From Fertility to Pharma: How AI Tackles Sperm Count and Beyond in Healthcare
The decline in sperm quality and other health challenges highlight the need for new solutions. As experts try to understand what kills sperm count and overall sperm health, technology offers hope since AI is making a big difference in healthcare. It’s helping with fertility issues, speeding up drug research, improving cancer care, and helping doctors.
One standout example is the work by IBM and Oxford University, where they used AI to create antiviral drugs in much less time than the usual 12-year process. But there are also concerns, from intellectual property rights to drug safety.
Cancer is another area where AI is involved. It’s tough because it’s not just one disease – AI is helping to diagnose it, treat it, and keep an eye on patients after treatment. Ethical considerations, including data quality, privacy, and consent, remain paramount.

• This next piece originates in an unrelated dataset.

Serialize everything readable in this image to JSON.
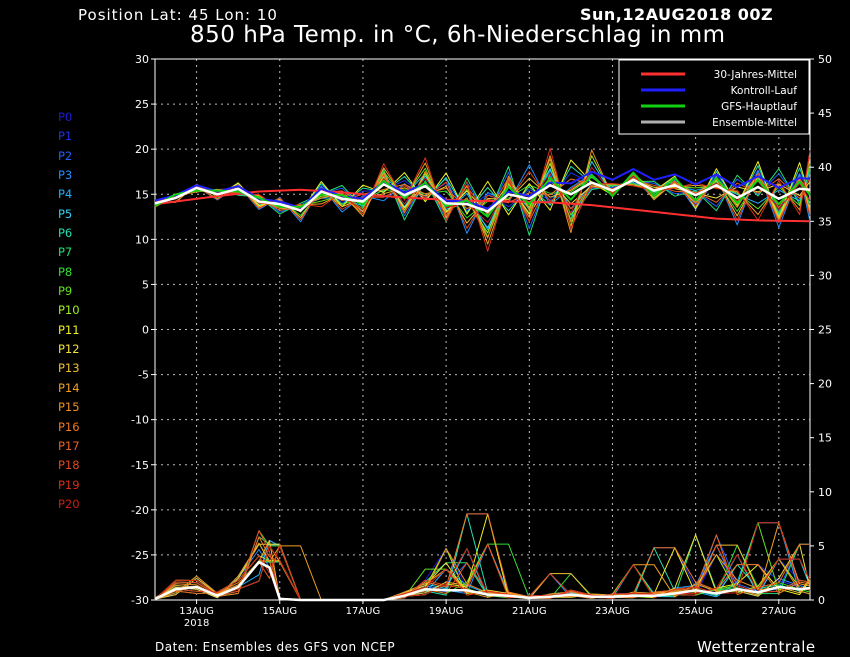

Tools like ChatGPT are also helping in healthcare. They help doctors with their work, make it easier to talk to patients, and help with research. However, the medical community needs to be able to trust these tools – so they have to be sure they are working correctly, fair, and safe.
In the quest to understand what kills sperm count, researchers have presented varied findings, making it a topic of ongoing debate. While aspects like our surroundings, how we live, and our health play a role, there is still no clear answer.
However, there’s good news. The emergence of technology, especially AI, is helping the healthcare field, with tools like SpermSearch revolutionizing how we approach male fertility issues, offering faster and more accurate solutions.
As research divulges more detail on sperm health, it is clear that mixing research and technology is the way forward to shape the future of male reproductive health.